Internet Schachweltweltmeisterschaft der
FIDE
Von Dorian Rogozenko
Die Internet-Schachweltmeisterschaft (WICC) wurde von der FIDE auf ihrer
Website www.fide.com organisiert. Das Hauptziel bestand darin, acht
Spieler zu bestimmen, die sich für die Weltmeisterschaft qualifizieren
würden, welche am 25. November in Moskau beginnt.
Wie nahm alles seinen Anfang? Auf der FIDE-Website wurde verkündet, dass
ab Ende Juni jeder, der die Mitgliedsgebühr von 39 US-Dollar entrichtet,
zum ersten Teil der Veranstaltung zugelassen werden würde, welche am 15.
September beendet sein sollte (am Ende wurde diese um 10 weitere Tage
verlängert). Anschließend würden die Teilnehmer, welche die Ränge 1-256
einnahmen, auf weitere 256 stoßen und ins Halbfinale einziehen. Diese
weiteren 256 Spieler tauchten letztendlich niemals auf, und ich habe nicht
die leiseste Ahnung, wer sie eigentlich sein sollten. Von den insgesamt
512 Teilnehmern sollten 64 ins Finale vorrücken, wo denen sich dann die
besten acht für die Weltmeisterschaft qualifizierten. Die Zeitkontrolle
für die WICC-Partien betrug 25 Minuten pro Spieler für die gesamte Partie,
mit 15 Sekunden Bonus pro Zug.
Was geschah in Wirklichkeit? Ende August war klar, das JEDER, der die
Mitgliedsgebühr entrichtete, sich unter den ersten 256 befinden würde,
einfach aus dem Grund, weil die Anzahl der Gesamtteilnehmer (Mitglieder)
geringer war. Es gab nur eine kleinere Einschränkung: jeder Spieler, der
das Halbfinale bestreiten wollte, musste vor dem 24. September mindestens
vier Partien spielen, was, wie man sich vorstellen kann, kaum ein Problem
darstellte. Das Halbfinale begann am 25. September mit lediglich 102
Spielern anstatt der erwarteten 512. Dadurch wurden die Möglichkeit einer
Qualifikation für das Finale erheblich erhöht - die Aufgabe bestand darin,
einen der ersten 64 Plätze von 102 zu belegen, nicht von 512 (ein ganz
schöner Unterschied!). Alle Phasen der WICC wurden nach Schweizer System
ausgetragen, also nicht im K.O.-Modus (obwohl man bei 512 bzw. 64
vorgesehenen Spielern eher selbigen erwarten würde). Das Halbfinale
ersteckte sich über neun Runden nach offenem Schweizer System, das Finale
über acht Runden.
In der Finalphase - acht Runden - kämpften also 64 Spieler um acht Plätze.
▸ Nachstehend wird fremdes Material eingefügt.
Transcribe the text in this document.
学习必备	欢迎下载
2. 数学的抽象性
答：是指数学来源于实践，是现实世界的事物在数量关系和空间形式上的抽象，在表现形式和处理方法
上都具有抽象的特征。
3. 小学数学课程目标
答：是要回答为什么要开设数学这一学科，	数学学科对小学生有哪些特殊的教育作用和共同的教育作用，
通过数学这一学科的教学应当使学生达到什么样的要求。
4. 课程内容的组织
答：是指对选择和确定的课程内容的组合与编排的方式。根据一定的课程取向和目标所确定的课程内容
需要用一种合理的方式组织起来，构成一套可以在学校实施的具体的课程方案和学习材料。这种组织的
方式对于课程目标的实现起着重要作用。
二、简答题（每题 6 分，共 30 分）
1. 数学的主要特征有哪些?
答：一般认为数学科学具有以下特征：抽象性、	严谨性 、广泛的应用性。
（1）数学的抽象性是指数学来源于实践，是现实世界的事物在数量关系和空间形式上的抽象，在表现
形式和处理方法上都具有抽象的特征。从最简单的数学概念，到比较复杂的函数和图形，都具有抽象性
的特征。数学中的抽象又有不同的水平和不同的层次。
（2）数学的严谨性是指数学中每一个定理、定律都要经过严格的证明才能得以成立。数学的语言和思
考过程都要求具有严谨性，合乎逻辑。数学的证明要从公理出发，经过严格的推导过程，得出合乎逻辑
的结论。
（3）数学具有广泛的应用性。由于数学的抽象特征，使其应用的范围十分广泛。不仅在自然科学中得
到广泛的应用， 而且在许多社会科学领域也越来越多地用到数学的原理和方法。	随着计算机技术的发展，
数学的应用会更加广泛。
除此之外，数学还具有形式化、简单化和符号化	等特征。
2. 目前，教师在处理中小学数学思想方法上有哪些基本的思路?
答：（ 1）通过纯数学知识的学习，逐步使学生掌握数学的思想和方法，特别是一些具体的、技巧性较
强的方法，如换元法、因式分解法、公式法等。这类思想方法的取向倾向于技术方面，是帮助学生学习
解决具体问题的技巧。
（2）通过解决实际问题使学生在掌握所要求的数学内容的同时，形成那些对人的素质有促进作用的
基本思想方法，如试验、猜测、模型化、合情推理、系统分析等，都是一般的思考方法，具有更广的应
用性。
Einige Namen von Teilnehmern: Shipov, Wojtkiewicz, Nataf, Nielsen, Agrest,
Fressinet, Blatny ... Insgesamt zählte ich elf GMs und eine Reihe von IMs.
Der Endstand mit den besten acht lautete schließlich:
1. Vlassov, Nikolai m RUS 2453 6.5
2. Touzane, Olivier m FRA 2368 6.0
3. Rogozenko, Dorian g RUM 2536 6.0
4. Nataf, Igor-Alexandre g FRA 2535 6.0
5. Nielsen, Peter Heine g DEN 2620 6.0
6. Sarthou, Gaetan f FRA 2361 5.5
7. Shipov, Sergei g RUS 2625 5.5
8. Zeliakov, Nugzar RUS ---- 5.5
Noch ein weiterer Spieler kam auf sechs Punkte, wurde aber vom
Schiedsgericht disqualifiziert. Sein Name ist Rafal Furdzik (USA), und die
Schiedsrichter gelangten einstimmig zu der Entscheidung, dass er während
der Partien Computersoftware benutzt hatte.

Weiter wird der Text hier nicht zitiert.